Adipocyte-specific disruption of the BBSome causes metabolic and autonomic dysfunction.

Abstract

Obesity is a major public health issue due to its association with type 2 diabetes, hypertension, and other cardiovascular risks. The BBSome, a complex of eight conserved Bardet-Biedl syndrome (BBS) proteins, has emerged as a key regulator of energy and glucose homeostasis as well as cardiovascular function. However, the importance of adipocyte BBSome in controlling these physiological processes is not clear. Here, we show that adipocyte-specific constitutive disruption of the BBSome through selective deletion of the Bbs1 gene adiponectin (Adipo^Cre/Bbs1^fl/fl mice) does not affect body weight under normal chow or high-fat and high-sucrose diet (HFHSD).

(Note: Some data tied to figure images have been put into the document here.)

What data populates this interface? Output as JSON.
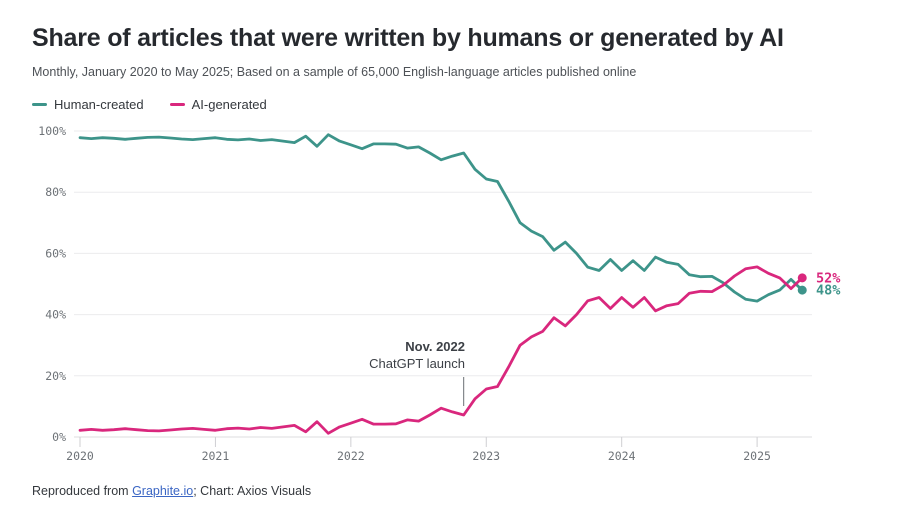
{
  "header": {
    "title": "Share of articles that were written by humans or generated by AI",
    "subtitle": "Monthly, January 2020 to May 2025; Based on a sample of 65,000 English-language articles published online"
  },
  "legend": [
    {
      "label": "Human-created",
      "color": "#3d948a"
    },
    {
      "label": "AI-generated",
      "color": "#d9277d"
    }
  ],
  "annotation": {
    "line1": "Nov. 2022",
    "line2": "ChatGPT launch",
    "month_index": 34
  },
  "footer": {
    "prefix": "Reproduced from ",
    "link": "Graphite.io",
    "suffix": "; Chart: Axios Visuals"
  },
  "chart_data": {
    "type": "line",
    "title": "Share of articles that were written by humans or generated by AI",
    "x_unit": "month",
    "x_range": [
      "2020-01",
      "2025-05"
    ],
    "ylim": [
      0,
      100
    ],
    "grid": true,
    "legend_position": "top-left",
    "yticks": [
      {
        "label": "0%",
        "value": 0
      },
      {
        "label": "20%",
        "value": 20
      },
      {
        "label": "40%",
        "value": 40
      },
      {
        "label": "60%",
        "value": 60
      },
      {
        "label": "80%",
        "value": 80
      },
      {
        "label": "100%",
        "value": 100
      }
    ],
    "xticks": [
      {
        "label": "2020",
        "month_index": 0
      },
      {
        "label": "2021",
        "month_index": 12
      },
      {
        "label": "2022",
        "month_index": 24
      },
      {
        "label": "2023",
        "month_index": 36
      },
      {
        "label": "2024",
        "month_index": 48
      },
      {
        "label": "2025",
        "month_index": 60
      }
    ],
    "months": [
      "2020-01",
      "2020-02",
      "2020-03",
      "2020-04",
      "2020-05",
      "2020-06",
      "2020-07",
      "2020-08",
      "2020-09",
      "2020-10",
      "2020-11",
      "2020-12",
      "2021-01",
      "2021-02",
      "2021-03",
      "2021-04",
      "2021-05",
      "2021-06",
      "2021-07",
      "2021-08",
      "2021-09",
      "2021-10",
      "2021-11",
      "2021-12",
      "2022-01",
      "2022-02",
      "2022-03",
      "2022-04",
      "2022-05",
      "2022-06",
      "2022-07",
      "2022-08",
      "2022-09",
      "2022-10",
      "2022-11",
      "2022-12",
      "2023-01",
      "2023-02",
      "2023-03",
      "2023-04",
      "2023-05",
      "2023-06",
      "2023-07",
      "2023-08",
      "2023-09",
      "2023-10",
      "2023-11",
      "2023-12",
      "2024-01",
      "2024-02",
      "2024-03",
      "2024-04",
      "2024-05",
      "2024-06",
      "2024-07",
      "2024-08",
      "2024-09",
      "2024-10",
      "2024-11",
      "2024-12",
      "2025-01",
      "2025-02",
      "2025-03",
      "2025-04",
      "2025-05"
    ],
    "series": [
      {
        "name": "Human-created",
        "color": "#3d948a",
        "end_label": "48%",
        "values": [
          97.8,
          97.5,
          97.8,
          97.6,
          97.3,
          97.6,
          97.9,
          98,
          97.7,
          97.4,
          97.2,
          97.5,
          97.8,
          97.3,
          97.1,
          97.4,
          96.9,
          97.2,
          96.7,
          96.2,
          98.3,
          95,
          98.8,
          96.7,
          95.5,
          94.2,
          95.8,
          95.8,
          95.7,
          94.4,
          94.8,
          92.8,
          90.6,
          91.8,
          92.8,
          87.5,
          84.3,
          83.5,
          77,
          70,
          67.3,
          65.5,
          61,
          63.7,
          60,
          55.5,
          54.4,
          58,
          54.4,
          57.6,
          54.4,
          58.8,
          57.1,
          56.4,
          53,
          52.4,
          52.5,
          50.4,
          47.4,
          45,
          44.4,
          46.5,
          48,
          51.5,
          48
        ]
      },
      {
        "name": "AI-generated",
        "color": "#d9277d",
        "end_label": "52%",
        "values": [
          2.2,
          2.5,
          2.2,
          2.4,
          2.7,
          2.4,
          2.1,
          2,
          2.3,
          2.6,
          2.8,
          2.5,
          2.2,
          2.7,
          2.9,
          2.6,
          3.1,
          2.8,
          3.3,
          3.8,
          1.7,
          5,
          1.2,
          3.3,
          4.5,
          5.8,
          4.2,
          4.2,
          4.3,
          5.6,
          5.2,
          7.2,
          9.4,
          8.2,
          7.2,
          12.5,
          15.7,
          16.5,
          23,
          30,
          32.7,
          34.5,
          39,
          36.3,
          40,
          44.5,
          45.6,
          42,
          45.6,
          42.4,
          45.6,
          41.2,
          42.9,
          43.6,
          47,
          47.6,
          47.5,
          49.6,
          52.6,
          55,
          55.6,
          53.5,
          52,
          48.5,
          52
        ]
      }
    ]
  }
}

However, constitutive BBSome deficiency caused impairment in glucose tolerance and insulin sensitivity. Similar phenotypes were observed after inducible adipocyte-specific disruption of the BBSome (Adipo^CreERT2/Bbs1^fl/fl mice). Interestingly, a significant increase in renal sympathetic nerve activity, measured using multifiber recording in the conscious state, was observed in Adipo^Cre/Bbs1^fl/fl mice on both chow and HFHSD. A significant increase in tail-cuff arterial pressure was also observed in chow-fed Adipo^Cre/Bbs1^fl/fl mice, but this was not reproduced when arterial pressure was measured by radiotelemetry. Moreover, Adipo^Cre/Bbs1^fl/fl mice had no significant alterations in vascular reactivity. On the other hand, Adipo^Cre/Bbs1^fl/fl mice displayed impaired baroreceptor reflex sensitivity when fed HFHSD, but not on normal chow. Taken together, these data highlight the relevance of the adipocyte BBSome for the regulation of glucose homeostasis and sympathetic traffic. The BBSome also contributes to baroreflex sensitivity under HFHSD, but not normal chow.NEW & NOTEWORTHY The current study show how genetic manipulation of fat cells impacts various functions of the body including sensitivity to the hormone insulin.